El sol, sigiloso, se introducía poco a poco por las ventanas; las persianas corridas le deban paso seguro. Como sombras que caen de pronto, cuatro nubes descendieron de la azotea por las ventanas y se montaron sobre los fragmentos de sol que había en la sala del departamento. Todo se volvió oscuro de un momento a otro. Tuvo lugar una batalla descabellada, de la que salieron victoriosas las nubes, y el sol emprendió la retirada. Para cuando nos dimos cuenta, las nubes se habían desperdigado por todo el departamento. Caminábamos en agua. Las veíamos treparse a todos los muebles, brincar sobre una sola pata, rebotar en el techo. Momentos después ya se habían vuelto manchas oscuras con la ayuda de la noche.

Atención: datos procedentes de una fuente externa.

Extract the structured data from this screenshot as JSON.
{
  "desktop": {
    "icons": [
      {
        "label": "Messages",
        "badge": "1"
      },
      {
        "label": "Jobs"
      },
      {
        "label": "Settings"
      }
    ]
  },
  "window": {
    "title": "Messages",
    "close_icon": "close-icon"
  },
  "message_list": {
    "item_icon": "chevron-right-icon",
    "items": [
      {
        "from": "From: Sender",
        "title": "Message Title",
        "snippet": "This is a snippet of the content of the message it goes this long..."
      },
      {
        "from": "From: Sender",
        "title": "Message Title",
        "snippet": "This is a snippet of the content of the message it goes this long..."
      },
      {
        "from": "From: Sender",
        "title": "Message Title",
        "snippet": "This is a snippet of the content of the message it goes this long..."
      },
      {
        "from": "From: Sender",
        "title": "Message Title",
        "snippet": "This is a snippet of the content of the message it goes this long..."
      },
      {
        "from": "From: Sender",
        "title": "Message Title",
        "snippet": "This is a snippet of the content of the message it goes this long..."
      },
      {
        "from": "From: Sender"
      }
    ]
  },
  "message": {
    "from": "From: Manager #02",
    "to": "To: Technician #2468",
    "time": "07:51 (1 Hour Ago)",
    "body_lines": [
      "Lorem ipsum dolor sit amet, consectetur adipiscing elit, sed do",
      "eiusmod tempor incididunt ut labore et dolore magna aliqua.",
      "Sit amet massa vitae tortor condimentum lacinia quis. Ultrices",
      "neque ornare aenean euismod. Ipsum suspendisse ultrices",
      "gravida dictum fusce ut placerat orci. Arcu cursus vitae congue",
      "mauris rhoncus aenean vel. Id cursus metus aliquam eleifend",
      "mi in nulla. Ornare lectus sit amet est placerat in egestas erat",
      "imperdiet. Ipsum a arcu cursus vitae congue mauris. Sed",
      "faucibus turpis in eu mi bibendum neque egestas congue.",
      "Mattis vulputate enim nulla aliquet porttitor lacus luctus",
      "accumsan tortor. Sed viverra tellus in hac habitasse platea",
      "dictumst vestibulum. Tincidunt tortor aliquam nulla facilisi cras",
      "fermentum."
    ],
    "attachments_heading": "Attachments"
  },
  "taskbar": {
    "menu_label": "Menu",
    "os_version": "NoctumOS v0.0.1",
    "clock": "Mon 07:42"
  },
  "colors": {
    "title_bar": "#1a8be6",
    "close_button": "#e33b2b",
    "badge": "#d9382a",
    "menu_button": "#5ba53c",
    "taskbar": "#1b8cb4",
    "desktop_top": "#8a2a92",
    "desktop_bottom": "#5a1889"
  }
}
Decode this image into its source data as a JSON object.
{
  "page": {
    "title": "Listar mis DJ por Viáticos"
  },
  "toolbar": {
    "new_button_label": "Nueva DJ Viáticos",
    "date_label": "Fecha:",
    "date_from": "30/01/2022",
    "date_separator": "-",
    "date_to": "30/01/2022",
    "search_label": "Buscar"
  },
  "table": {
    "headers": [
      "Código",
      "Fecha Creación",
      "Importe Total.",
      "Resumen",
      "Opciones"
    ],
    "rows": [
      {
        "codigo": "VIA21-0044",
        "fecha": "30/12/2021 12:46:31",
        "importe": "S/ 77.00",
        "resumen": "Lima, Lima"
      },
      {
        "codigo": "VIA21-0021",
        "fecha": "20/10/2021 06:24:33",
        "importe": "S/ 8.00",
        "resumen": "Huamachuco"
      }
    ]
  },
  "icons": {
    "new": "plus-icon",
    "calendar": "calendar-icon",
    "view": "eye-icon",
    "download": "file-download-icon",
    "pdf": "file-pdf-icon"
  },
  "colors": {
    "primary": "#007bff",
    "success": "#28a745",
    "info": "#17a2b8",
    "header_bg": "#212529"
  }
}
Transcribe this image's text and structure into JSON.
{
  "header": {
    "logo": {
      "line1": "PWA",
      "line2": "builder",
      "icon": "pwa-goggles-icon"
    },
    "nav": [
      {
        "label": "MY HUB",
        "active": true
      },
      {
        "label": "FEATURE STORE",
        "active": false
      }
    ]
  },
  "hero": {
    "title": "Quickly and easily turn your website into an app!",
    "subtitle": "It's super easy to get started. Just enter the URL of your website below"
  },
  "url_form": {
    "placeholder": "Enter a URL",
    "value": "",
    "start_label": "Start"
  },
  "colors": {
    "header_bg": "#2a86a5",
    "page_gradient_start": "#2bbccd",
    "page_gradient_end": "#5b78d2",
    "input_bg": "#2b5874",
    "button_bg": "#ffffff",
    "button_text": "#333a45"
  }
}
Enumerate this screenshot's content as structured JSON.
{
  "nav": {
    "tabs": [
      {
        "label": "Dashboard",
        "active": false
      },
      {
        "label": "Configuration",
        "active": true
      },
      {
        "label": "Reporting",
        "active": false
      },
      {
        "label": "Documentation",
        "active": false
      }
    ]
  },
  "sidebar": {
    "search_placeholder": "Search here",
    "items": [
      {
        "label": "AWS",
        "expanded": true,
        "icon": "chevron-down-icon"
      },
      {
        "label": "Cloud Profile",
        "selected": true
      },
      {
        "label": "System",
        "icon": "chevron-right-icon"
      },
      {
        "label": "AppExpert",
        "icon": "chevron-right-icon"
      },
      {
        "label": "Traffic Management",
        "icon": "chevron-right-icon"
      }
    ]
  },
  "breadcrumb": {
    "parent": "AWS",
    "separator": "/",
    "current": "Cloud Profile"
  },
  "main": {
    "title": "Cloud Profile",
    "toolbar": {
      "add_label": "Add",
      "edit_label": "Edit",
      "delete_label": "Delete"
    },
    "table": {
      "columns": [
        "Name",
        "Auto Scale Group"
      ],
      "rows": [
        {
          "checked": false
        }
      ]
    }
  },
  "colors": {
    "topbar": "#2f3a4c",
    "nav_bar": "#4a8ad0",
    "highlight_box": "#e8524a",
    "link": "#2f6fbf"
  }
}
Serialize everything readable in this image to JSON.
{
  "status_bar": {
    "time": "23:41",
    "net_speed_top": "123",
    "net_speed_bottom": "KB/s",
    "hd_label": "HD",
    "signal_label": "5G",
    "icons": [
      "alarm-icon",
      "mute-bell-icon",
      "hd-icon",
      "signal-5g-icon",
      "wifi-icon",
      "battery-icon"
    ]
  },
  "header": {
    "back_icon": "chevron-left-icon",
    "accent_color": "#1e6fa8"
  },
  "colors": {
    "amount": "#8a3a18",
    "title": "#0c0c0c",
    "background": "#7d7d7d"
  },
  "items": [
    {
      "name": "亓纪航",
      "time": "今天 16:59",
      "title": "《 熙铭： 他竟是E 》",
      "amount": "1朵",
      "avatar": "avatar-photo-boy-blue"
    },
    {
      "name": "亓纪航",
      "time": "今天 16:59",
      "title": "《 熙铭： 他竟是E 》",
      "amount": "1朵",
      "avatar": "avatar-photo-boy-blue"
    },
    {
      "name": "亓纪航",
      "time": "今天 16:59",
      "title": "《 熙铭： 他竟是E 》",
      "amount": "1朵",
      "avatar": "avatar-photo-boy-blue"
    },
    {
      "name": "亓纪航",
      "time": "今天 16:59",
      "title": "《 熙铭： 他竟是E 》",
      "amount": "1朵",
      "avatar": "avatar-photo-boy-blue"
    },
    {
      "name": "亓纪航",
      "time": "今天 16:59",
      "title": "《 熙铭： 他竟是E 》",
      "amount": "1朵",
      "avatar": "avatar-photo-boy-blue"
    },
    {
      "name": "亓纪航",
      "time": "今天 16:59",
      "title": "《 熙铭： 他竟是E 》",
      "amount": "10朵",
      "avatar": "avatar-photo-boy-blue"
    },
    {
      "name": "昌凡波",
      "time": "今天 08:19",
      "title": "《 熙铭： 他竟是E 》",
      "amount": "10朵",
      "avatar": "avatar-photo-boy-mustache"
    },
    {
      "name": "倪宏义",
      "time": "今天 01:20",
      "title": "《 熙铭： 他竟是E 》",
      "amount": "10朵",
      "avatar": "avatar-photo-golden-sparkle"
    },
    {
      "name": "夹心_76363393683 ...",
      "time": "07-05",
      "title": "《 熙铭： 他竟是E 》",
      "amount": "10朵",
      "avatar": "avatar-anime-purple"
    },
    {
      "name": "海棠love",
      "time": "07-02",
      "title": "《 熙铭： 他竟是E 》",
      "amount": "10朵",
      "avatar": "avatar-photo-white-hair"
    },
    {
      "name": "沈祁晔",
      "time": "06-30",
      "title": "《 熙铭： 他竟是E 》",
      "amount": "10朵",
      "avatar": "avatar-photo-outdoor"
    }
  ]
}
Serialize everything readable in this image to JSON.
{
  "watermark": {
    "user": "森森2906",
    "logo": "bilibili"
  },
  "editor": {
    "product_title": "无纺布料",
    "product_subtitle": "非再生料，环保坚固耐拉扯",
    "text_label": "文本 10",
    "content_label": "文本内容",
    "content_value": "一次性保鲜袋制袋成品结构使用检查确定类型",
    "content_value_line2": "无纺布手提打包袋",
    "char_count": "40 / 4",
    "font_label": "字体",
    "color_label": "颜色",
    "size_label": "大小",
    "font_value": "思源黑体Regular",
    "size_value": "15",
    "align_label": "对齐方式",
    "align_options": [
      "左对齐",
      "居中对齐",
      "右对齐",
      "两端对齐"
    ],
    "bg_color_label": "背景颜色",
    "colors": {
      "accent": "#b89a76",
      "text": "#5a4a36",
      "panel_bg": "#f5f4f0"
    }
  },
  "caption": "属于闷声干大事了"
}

Agotados, temerosos, las dejamos ahí y decidimos ir a descansar. Nos vimos obligados a sacar de la recámara unas cuantas, que se solazaban cuán largas eran sobre el colchón. Del otro lado de la puerta se oía que discutían, unas más jugaban cartas, otras se amaban, y también algunas pedían un espacio seco para tirarse panza arriba. Fue difícil, pero al fin pudimos dormir. Cuando desperté, Polita miraba por la ventana de la sala: las nubes se arrastraban en el edificio de enfrente queriendo entrar en una casa vecina. Pudimos ver que una mujer se movía desesperada tratando de impedirles el paso. Indiferente, corrí la persiana y salimos para ver a Cirilo que había regresado.